What not to do

March 17th, 2005

There’s any amount of advice out there on what you SHOULD do as part of the project management process, so it makes a refreshing change to come across some ideas about things you SHOULDN’T do.

Stephen Seay’s blog provides just such a list, some of which are listed below:

Don’t believe everything you are told about a potential project’s benefits. Investigate for yourself and plan accordingly. Don’t take on a project that doesn’t have a strong sponsor that is committed to seeing the project succeed.

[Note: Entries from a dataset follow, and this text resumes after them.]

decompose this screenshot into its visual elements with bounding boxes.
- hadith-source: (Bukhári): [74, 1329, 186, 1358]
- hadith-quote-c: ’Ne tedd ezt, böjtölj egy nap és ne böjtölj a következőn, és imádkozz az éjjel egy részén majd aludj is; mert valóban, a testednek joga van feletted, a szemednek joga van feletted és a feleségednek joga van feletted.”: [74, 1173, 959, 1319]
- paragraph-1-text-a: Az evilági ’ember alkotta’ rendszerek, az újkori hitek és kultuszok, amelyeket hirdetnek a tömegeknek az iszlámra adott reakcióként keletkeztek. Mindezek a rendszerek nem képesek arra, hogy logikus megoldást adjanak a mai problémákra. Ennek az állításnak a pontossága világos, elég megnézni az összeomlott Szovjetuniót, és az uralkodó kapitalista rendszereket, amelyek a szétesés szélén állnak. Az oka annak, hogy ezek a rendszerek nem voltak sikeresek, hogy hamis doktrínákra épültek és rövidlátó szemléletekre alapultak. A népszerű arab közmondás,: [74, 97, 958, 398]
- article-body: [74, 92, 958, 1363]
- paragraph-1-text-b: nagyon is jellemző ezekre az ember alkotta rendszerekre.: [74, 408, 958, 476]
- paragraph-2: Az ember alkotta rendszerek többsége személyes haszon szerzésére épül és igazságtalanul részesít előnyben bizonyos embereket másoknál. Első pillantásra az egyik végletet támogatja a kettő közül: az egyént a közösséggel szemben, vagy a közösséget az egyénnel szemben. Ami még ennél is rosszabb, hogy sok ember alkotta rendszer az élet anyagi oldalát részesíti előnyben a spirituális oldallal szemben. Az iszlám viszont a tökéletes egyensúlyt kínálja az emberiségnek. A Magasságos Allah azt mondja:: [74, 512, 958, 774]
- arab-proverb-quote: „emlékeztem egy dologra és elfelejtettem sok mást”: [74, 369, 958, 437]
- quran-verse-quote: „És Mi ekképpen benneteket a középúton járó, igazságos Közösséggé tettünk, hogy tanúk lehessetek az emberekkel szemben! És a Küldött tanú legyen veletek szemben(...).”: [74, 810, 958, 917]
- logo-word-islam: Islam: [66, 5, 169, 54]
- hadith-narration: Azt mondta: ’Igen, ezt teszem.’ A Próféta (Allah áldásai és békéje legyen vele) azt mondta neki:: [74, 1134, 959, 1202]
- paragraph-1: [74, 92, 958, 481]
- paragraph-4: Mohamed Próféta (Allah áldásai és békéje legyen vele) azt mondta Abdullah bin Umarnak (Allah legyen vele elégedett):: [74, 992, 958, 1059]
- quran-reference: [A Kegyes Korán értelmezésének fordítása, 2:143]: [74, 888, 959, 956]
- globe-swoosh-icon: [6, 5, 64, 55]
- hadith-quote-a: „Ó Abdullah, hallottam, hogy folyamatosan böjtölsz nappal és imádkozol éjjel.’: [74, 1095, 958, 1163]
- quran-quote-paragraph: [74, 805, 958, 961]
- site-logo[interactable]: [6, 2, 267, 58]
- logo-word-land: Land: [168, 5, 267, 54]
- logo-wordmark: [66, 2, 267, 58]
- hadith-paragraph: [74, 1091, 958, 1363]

These are interesting ones, because the role of the project manager is often synonymous (or confused) with project cheerleader. To an extent that’s natural - after all, it’s not good for the soul to be running too many projects you’re not enthused about; but there are fine lines between enthusiasm, optimism and over-confidence. One of the most important roles a PM can perform is acting as a questioner of assumptions when it comes to the project’s benefits. If those benefits aren’t delivered, you can bet that it won’t be the sponsor who’s criticised for over-selling the potential - it’ll be the PM who picks up the blame for under-delivery, even if the benefits were unachievable in the first place.

Don’t forget that most project assumptions should also be risks.

This definitely falls into the category of “obvious, but ignored”. The clue is in the word - “assumption” is simply a more business-friendly alternative to the word “guess” - so if you were in any doubt as to why this was important, just try rewriting your project initiation documents substituting the two words, and see how it looks. Ideally, the initial risk log would be the mirror-image of the assumptions, with contingencies set accordingly.

Don’t set project expectations that are higher than reality can deliver. Don’t forget to manage customer expectations.

These two are linked in my opinion, and can be summed up as “under-promise, over-deliver”. Unless over-delivery itself is likely to cause problems - projects don’t exist in a vacuum, so cranking up the volume out of yours isn’t necessarily a good thing for someone else downstream.

All in, the list is a useful mental checklist to have at the back of your mind - the full posting is here.


One Response to “What not to do”

  1. David St Lawrence on March 29, 2005 2:36 am

    Finding stakeholders for a project was amazingly difficult in my last dot-com company. A project team of 8 to 15 people would be rounded up and given a target, but we had a devil of a time getting someone to “own” the project at a VP or Senior Director level.

    Since our projects were often intra-divisional, it was absolutely necessary to have high-level air cover when trying to get cooperation across divisional lines.

    As a result, we would run a project for months on the promise that our requests were being evaluated, while senior executives backed carefully away so they wouldn’t get splattered if the project stepped on somebody’s toes or exposed an organizational problem that was being carefully obscured.

    If the project managed to make some visible headway and the team reports were politically correct, some upper level manager would always seem to surface as the project stakeholder, just in time to claim credit for the final release.

    Part of the problem was that most of these projects were created to reconcile different product designations and prices coming from separate profit centers after they were all rolled into one madly struggling amalgam of formerly competitive business units.

    Most of these projects were suicide missions, but they had to be done if the company was to survive. Although management took the credit, it was the incredibly hard-working project teams that welded the company back into a working whole with the distant support of some far-seeing Senior Vice Presidents.

    To support one of your main points: All of our project assumptions were risks.